For comparison, if you just take a random group of say, any people anywhere around the world wherever a diet has been studied (that tiny little group), most folks just by choice consume a diet containing 3-4 grams of salt a day. Meanwhile, all the national and worldwide institutions that comment on such matters suggest we all eat somewhere between 1.5-2.3 grams of salt a day. 

Here's the kicker in the Lancet study though: even folks with hypertension, when they took their salt below 3-4 grams a day, they also had about the same increase in cardiovascular complications!

Folks without hypertension didn't have an increased risk of disease at any moderate or high salt consumption, but they, too, suffered an increased risk (for all the groups the increase in disease risk is about 25%) if they took their salt levels down too low.

So the bottom line, the answer to the question is "Yes, salt to taste... BUT if you have high blood pressure, don't salt and salt and salt." And whoever you are, don't go all crazy low-salt and take it out of everything: that's equally as dangerous as having high blood pressure and salting way too much.

And this is by no means the only study to come to the "moderate but adequate salt" position; another meta-analysis came out just a couple weeks later, many have been released in recent years, and Gary Taubes wrote about salt in Science Magazine in 1998. 

I don't imagine you actually know (I don't) how many grams of salt you eat every day.

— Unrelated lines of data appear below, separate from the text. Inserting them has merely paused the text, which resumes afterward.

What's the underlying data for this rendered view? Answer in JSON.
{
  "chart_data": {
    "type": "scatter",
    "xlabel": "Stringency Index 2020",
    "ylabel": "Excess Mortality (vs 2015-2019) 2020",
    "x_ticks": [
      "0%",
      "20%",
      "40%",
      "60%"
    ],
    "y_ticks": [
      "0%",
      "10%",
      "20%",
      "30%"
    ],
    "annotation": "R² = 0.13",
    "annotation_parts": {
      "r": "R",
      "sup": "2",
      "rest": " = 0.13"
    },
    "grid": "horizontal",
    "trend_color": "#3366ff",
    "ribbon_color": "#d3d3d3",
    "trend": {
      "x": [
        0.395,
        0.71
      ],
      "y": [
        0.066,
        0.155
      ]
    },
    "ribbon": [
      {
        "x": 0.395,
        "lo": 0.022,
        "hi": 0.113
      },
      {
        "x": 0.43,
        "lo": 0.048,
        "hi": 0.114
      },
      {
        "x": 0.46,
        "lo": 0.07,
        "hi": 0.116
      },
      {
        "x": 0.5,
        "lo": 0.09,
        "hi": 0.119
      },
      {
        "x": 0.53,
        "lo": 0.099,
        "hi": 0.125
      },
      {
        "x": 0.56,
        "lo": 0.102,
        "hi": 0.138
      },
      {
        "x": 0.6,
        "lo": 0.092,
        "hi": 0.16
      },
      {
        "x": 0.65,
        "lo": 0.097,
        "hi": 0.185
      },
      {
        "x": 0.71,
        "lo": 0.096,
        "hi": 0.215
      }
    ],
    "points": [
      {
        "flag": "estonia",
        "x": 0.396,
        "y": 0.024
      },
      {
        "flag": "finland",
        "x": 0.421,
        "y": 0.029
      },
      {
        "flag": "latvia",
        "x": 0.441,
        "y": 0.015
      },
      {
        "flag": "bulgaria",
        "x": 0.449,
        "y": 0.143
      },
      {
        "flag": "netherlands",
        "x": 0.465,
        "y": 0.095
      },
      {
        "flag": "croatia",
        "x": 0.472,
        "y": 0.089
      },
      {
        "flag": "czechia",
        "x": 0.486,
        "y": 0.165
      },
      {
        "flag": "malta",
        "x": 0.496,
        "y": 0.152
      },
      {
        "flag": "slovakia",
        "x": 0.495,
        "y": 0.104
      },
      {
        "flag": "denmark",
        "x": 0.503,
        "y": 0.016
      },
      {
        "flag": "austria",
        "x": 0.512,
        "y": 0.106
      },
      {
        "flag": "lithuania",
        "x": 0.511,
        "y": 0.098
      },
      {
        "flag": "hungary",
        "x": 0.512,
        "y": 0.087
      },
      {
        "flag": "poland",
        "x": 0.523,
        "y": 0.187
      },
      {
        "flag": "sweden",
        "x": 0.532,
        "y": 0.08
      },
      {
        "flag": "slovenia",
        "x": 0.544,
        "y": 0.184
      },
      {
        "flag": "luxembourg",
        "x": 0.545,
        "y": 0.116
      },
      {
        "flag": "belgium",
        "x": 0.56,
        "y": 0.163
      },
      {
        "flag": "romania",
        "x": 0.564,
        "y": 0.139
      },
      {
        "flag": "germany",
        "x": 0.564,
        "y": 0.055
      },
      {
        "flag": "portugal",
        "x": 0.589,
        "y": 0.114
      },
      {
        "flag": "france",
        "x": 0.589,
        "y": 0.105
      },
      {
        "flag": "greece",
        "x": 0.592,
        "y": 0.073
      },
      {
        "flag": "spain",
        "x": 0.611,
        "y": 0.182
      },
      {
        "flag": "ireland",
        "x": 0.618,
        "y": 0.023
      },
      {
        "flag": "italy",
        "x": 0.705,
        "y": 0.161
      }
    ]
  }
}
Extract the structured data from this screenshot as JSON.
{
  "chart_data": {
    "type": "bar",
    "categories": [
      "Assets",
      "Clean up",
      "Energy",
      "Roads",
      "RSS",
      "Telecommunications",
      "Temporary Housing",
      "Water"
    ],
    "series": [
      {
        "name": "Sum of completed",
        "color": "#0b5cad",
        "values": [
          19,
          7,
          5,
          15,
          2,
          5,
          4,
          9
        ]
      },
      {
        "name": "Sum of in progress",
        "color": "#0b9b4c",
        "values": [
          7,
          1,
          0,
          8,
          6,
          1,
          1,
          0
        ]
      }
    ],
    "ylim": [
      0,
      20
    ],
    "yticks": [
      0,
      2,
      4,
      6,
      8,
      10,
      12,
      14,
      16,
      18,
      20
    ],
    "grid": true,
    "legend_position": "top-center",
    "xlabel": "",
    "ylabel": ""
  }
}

If you're making your own food, just cook with the low end of recommended salt and salt to taste at the table. If your diet is largely food prepared by a corporation or restaurant, chances are you're used to high levels of salt in your food and might unwittingly sneak your intake up to the 7 gram mark. So go without any salt for a week, just to re-train any possibly salt-intoxicated taste buds. From there on out, salt to taste, work that salt shaker with a moderate and not heavy hand, you'll be fine.